Bill McKibben: Die Antwort ist: Wir wissen nicht, was die Auswirkungen sind. Das ist Teil des Problems. Es wurden ein Menge Chemikalien in den Golf von Mexiko gekippt, ohne zu wissen, was das für Auswirkungen haben wird. Ich war gerade in Florida und sprach dort mit Wissenschaftlern, die die Effekte der Katastrophe untersuchen. Sie sagen, es wird lange dauern, bis wir wirklich wissen, was die Konsequenzen sind. Aber das spektakuläre Öl-Desaster sollte nicht die weiter stattfindende Katastrophe überdecken. Denn selbst wenn das Öl sicher an die Küste gebracht worden wäre,  in die BP Raffenerien, und als Benzin in unseren Autos verbrannt worden wäre, dann hätte es auf anderem Wege die Meere getroffen. Denn das Kohlendioxid in der Luft läßt die Meere übersäuern und schädigt sie nachhaltig. Bei Deep Water Horizon wußte man schlicht nicht, was in diesen enormen Tiefen vor sich geht, was die Risiken sind. Das ist schon ein Grund, damit aufzuhören. Ein noch wichtigerer Grund ist aber, dass der aus diesen Ölquellen geförderte Kohlenstoff den Planeten vergiftet. Wir sollten aufhören, diesen Stoff weiter zu produzieren.
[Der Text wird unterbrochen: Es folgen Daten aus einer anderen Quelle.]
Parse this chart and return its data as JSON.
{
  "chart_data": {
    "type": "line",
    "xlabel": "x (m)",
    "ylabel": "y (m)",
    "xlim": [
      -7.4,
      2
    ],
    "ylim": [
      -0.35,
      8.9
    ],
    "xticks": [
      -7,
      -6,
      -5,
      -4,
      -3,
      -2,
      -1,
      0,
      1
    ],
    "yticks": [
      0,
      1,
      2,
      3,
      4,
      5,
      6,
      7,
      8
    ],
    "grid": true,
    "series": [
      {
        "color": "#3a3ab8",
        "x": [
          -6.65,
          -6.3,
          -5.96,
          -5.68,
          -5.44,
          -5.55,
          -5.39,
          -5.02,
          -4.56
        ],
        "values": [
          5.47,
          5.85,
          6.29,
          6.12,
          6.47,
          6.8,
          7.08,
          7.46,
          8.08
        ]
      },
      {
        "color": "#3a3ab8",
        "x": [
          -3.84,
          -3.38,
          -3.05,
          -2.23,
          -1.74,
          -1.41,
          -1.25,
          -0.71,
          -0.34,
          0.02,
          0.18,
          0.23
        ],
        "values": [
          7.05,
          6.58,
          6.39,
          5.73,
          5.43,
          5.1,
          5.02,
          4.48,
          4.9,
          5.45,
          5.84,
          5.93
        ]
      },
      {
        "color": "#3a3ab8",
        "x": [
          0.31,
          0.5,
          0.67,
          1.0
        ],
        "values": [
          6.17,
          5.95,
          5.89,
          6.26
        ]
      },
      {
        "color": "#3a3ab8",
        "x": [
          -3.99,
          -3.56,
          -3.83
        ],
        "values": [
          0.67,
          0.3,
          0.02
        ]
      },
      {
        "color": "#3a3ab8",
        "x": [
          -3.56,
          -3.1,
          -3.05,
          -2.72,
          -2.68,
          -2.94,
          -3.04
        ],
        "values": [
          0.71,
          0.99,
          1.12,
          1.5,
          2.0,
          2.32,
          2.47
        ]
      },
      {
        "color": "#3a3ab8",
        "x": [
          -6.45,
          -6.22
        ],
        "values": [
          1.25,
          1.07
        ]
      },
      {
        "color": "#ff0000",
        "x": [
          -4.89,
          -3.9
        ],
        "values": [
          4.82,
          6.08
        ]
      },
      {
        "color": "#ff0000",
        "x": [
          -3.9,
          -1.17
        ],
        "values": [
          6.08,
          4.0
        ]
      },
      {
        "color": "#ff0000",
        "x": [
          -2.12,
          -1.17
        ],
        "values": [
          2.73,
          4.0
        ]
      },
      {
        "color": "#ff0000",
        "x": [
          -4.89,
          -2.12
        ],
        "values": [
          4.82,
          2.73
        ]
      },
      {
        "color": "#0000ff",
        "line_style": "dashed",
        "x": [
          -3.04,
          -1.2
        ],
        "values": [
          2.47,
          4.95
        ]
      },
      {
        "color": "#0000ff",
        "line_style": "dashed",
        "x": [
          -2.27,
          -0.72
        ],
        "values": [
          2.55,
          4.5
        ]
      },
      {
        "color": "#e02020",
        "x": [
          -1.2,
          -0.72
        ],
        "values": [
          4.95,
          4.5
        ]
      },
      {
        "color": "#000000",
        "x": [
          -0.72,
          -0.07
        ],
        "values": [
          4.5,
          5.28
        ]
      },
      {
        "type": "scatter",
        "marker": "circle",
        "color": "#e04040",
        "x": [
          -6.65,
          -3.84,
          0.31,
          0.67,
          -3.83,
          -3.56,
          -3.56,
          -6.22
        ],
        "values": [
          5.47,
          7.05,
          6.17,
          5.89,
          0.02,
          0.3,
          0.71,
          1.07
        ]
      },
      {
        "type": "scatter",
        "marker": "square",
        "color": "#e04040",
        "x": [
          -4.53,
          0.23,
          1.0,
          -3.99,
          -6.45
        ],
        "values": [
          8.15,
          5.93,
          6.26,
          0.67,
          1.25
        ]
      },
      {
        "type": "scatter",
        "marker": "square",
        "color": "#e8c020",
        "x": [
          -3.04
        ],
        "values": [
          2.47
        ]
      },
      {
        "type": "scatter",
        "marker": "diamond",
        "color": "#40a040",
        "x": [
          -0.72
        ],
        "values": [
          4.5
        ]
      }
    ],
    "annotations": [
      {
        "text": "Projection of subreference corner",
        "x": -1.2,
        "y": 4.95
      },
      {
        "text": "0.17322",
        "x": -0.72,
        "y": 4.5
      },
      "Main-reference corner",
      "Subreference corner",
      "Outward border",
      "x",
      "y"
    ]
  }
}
Fabian Scheidler: Wir erleben mehr und mehr extreme Wetterereignisse weltweit. In diesem Sommer richtete Hurrican Irene beispiellose Zerstörungen bis hinaus nach New York und selbst nach Vermont – wo Sie leben – an. Gleichzeitig leiden Millionen von Menschen in Ostafrika unter extremer Dürre. Im letzten Jahre verwüstete eine nie dagegwense Regenflut große Teile von Pakistan. Was haben diese Katastrophen mit dem Klimawandel zu tun – und was kommt in Zukunft auf uns zu?

Bill McKibben: Warme Luft kann mehr Wasser halten als kalte. Die Atmosphäre ist heute vier Prozent feuchter als vor 40 Jahren. Das ist eine ziemlich große Veränderung bei einem elementaren physikalischen Phänomen. Der Effekt ist: In trockenen Regionen finden mehr Dürren statt. Und sobald das Wasser in der Luft ist, kommt es auch wieder runter. Das geschah im letzten Jahr in Pakistan, in Queensland in Australien während der Weihnachtszeit, in den US-Bundesstaaten Mississippi und Missouri dieses Frühjahr, in Vermont, wo ich lebe, diesen Sommer, in den letzen Wochen dann in Thailand. Die Regenmengen haben bisher nicht gekannte Ausmaße angenommen. Es finden immer mehr Dürren und Überschwemmungen statt. Und das wird sich weiter verstärken, wenn mehr Kohlendioxid in die Atmosphäre geblasen wird.